I dabbled in Python on and off, mostly off, for years. Literally. It’s more than ten years since I audited a MIT’s MOOC about Python 2 on EdX, way before this platform monetized itself to the gills. Passed with 80/100, being not exactly sober most of the time. Whereas my, ahem, mastery never got past a very basic level, I’ve always been fascinated by the simplicity and power of the language.
Now, owing to the large community’s unceasing interest, Pythonic ecosystem is getting better all the time. Many people make it an instrument of choice for the science-related computations. I was pleasantly surprised to discover that the sympy
package for symbolic computations coupled with the Jupyter notebooks turn your browser into a poor man’s CAS with the dormant capabilities of a general-purpose programming language. And don’t even start me on numpy
and scipy
. In other words, even if we’re not talking of replacing Maple just now, Python looks like a perfect software suite to greatly augment one’s abilities to perform various computational tasks.
The problem is that learning anything new takes time. At the same time, if you know something, than it’s easier to understand something similar. While there are some cross-language introductions for the general-purpose programming languages (psst! come here! I’ll teach you some JavaScript in 3 minutes if you know C already), I haven’t found anything like this for the Maple-Python language pair. I only found some Reddit posts with the titles like “Why the hell Maple” and the answers in the general direction of “because you’re probably in Canada”. Being not in Canada, as well as not at all proficient at either Maple or Python, I jumped to the task…

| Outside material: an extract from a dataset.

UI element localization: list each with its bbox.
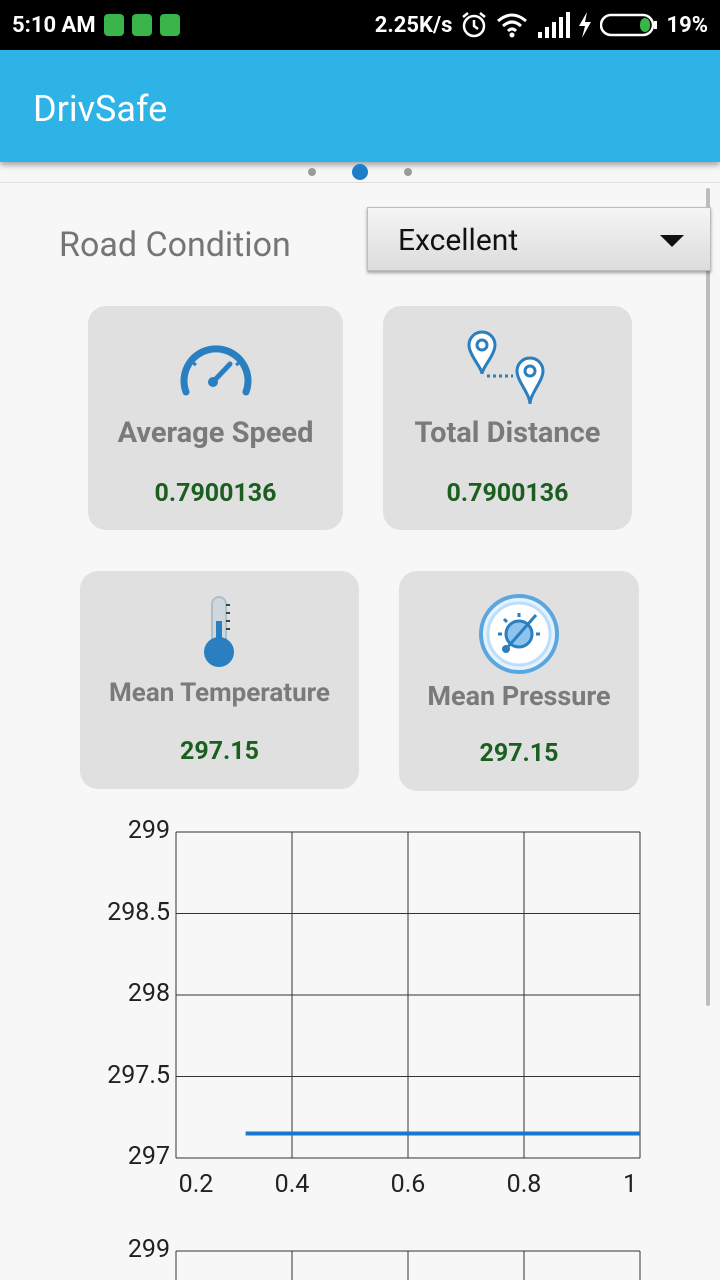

…and so here comes my short tutorial - an introduction to performing the scientific-calculator-like computations in Python for those who are acquainted with the Maple syntax. The tutorial is somewhat a bit heavily thermodynamics-oriented, but what can you do?.. There are two Jupyter notebooks, depending on your language of choice, hosted as github gists:
Both versions contain the same code with the same comments. The output is removed from the notebooks, but, in any case, they are intended to be interactive. If you don’t want to install Python, you can use Google Colab.
So, if you’re interested, check out the notebook, run the code, play, experiment, have fun! I hope you’ll find all this at least a tiny bit useful.